Am Fam Physician. 2019;99(11):online
Author disclosure: No relevant financial affiliations.
Details for This Review
Study Population: Patients older than 40 years with spirometry-proven diagnosis of moderate to severe chronic obstructive pulmonary disease (COPD)
Efficacy End Points: COPD exacerbations, frequency of exacerbations, time to first exacerbation, and health-related quality of life as measured by the St. George's Respiratory Questionnaire or the Chronic Respiratory Diseases Questionnaire
Harm End Points: Drug resistance as measured by microbial sensitivity, adverse drug effects, hospitalization, and all-cause mortality
Narrative: COPD is defined as persistent respiratory symptoms and airflow obstruction caused by alveolar and airway dysfunction resulting from exposure to noxious particles and gases.1 It is common throughout the world and is the third leading cause of death in the United States.2 Morbidity from COPD is costly, reducing the capacity for work3 and increasing the number of emergency department visits and hospitalizations.4 It can profoundly reduce quality of life, causing social isolation and depression.5,6 Viral infections account for most exacerbations, but bacterial colonization increases with the severity of COPD, and bacterial infections are more common in acute exacerbations.7
In theory, antibiotics provide their benefit by decreasing bacterial growth, potentially limiting the inflammatory effects of the bacteria.8,9 Prophylactic antibiotics were routinely administered for cases of chronic bronchitis 30 years ago, but this practice declined amid concern for antibiotic resistance without evidence of efficacy.

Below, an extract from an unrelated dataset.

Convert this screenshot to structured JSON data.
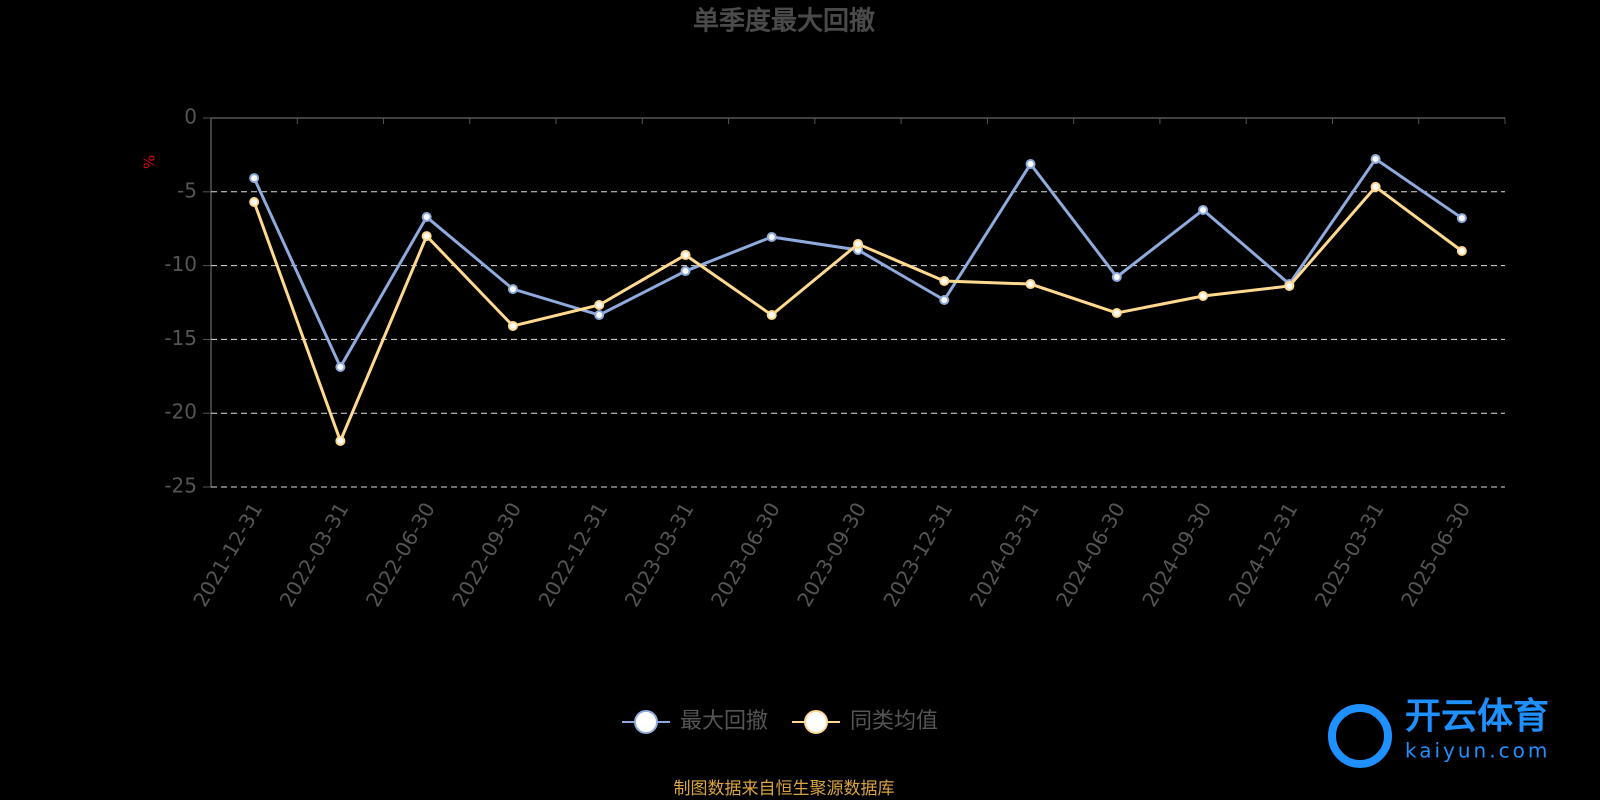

The Cochrane group identified 14 randomized controlled trials of antibiotics compared with placebo, with end points of prevention of COPD exacerbations or improved quality of life. The studies were published or presented between 2001 and 2017 and included a total of 3,932 participants. Nine trials studied continuous macrolide antibiotic treatment (1,925 participants); two examined antibiotics administered three times weekly (176 participants); two studied pulsed antibiotics given three days per month or five days every eight weeks (1,732 participants), and one trial compared three arms: continuous doxycycline vs. azithromycin (Zithromax) administered three times weekly vs. moxifloxacin (Avelox) for five days every month (99 participants). The heterogeneity of the studies was moderate.
| Benefits | Harms |
|---|---|
| 1 in 8 had an exacerbation of chronic obstructive pulmonary disease prevented | 1 in 25 developed diarrhea |
| No hospitalizations were prevented | 1 in 18 developed hearing loss |
| No deaths were prevented |
The number needed to treat to prevent one exacerbation of COPD was 8. The effect was evident only when patients received antibiotics at least three times weekly. There was no significant impact on the frequency of hospitalization, all-cause mortality, or quality of life.
Data reporting for adverse drug events and microbial resistance was inadequate for a formal meta-analysis. A single study demonstrated a number needed to harm of 25 to cause one case of diarrhea and 18 to cause a single case of hearing loss. Single-study analyses of microbial resistance demonstrated a risk of rapid resistance to moxifloxacin in patients colonized with Pseudomonas. All but two studies, both of shorter duration (six months or less), demonstrated an increase in the minimum inhibitory concentration of bacteria cultured from sputum of patients exposed to prophylactic antibiotics.
Caveats: Optimization of preventive regimens, including long-acting muscarinic antagonists, long-acting beta agonists, inhaled corticosteroids, phosphodiesterase-4 inhibitors, and mucolytics, was not reported and potentially limited the validity of these results. In an attempt to control for this source of bias, the authors examined studies published from 2005 to 2009, 2010 to 2014, and 2015 onward. Despite improvements in medical management of COPD over this period, the authors found no change in the effectiveness of antibiotic prophylaxis when examining earlier vs. later studies.
In addition, three studies were not double-blinded, eight did not clearly blind the outcome assessment, four were subject to attrition bias, one had selective reporting, and another was at unclear risk because no prospective trial registration or protocol could be evaluated. When the authors performed a sensitivity analysis, removing all trials at high risk of bias, the results were similar to the primary analysis.
This research fails to determine whether the modest potential benefits of prophylaxis outweigh the risk of resistance. Antibiotic prophylaxis is proposed to work by decreasing bacterial colonization, but slow-multiplying bacteria, such as those found in biofilms, are profoundly tolerant to antibiotics.10 Lengthy, multidrug regimens are required to kill these bacteria. Single-agent coverage may temporarily target rapidly multiplying bacteria and halt exacerbations, but lengthy courses with single agents may lead to resistance. Longer-term studies might uncover an increased cost and mortality for treating pneumonia in patients with COPD in which resistance has been worsened by ineffective chronic suppressive therapy.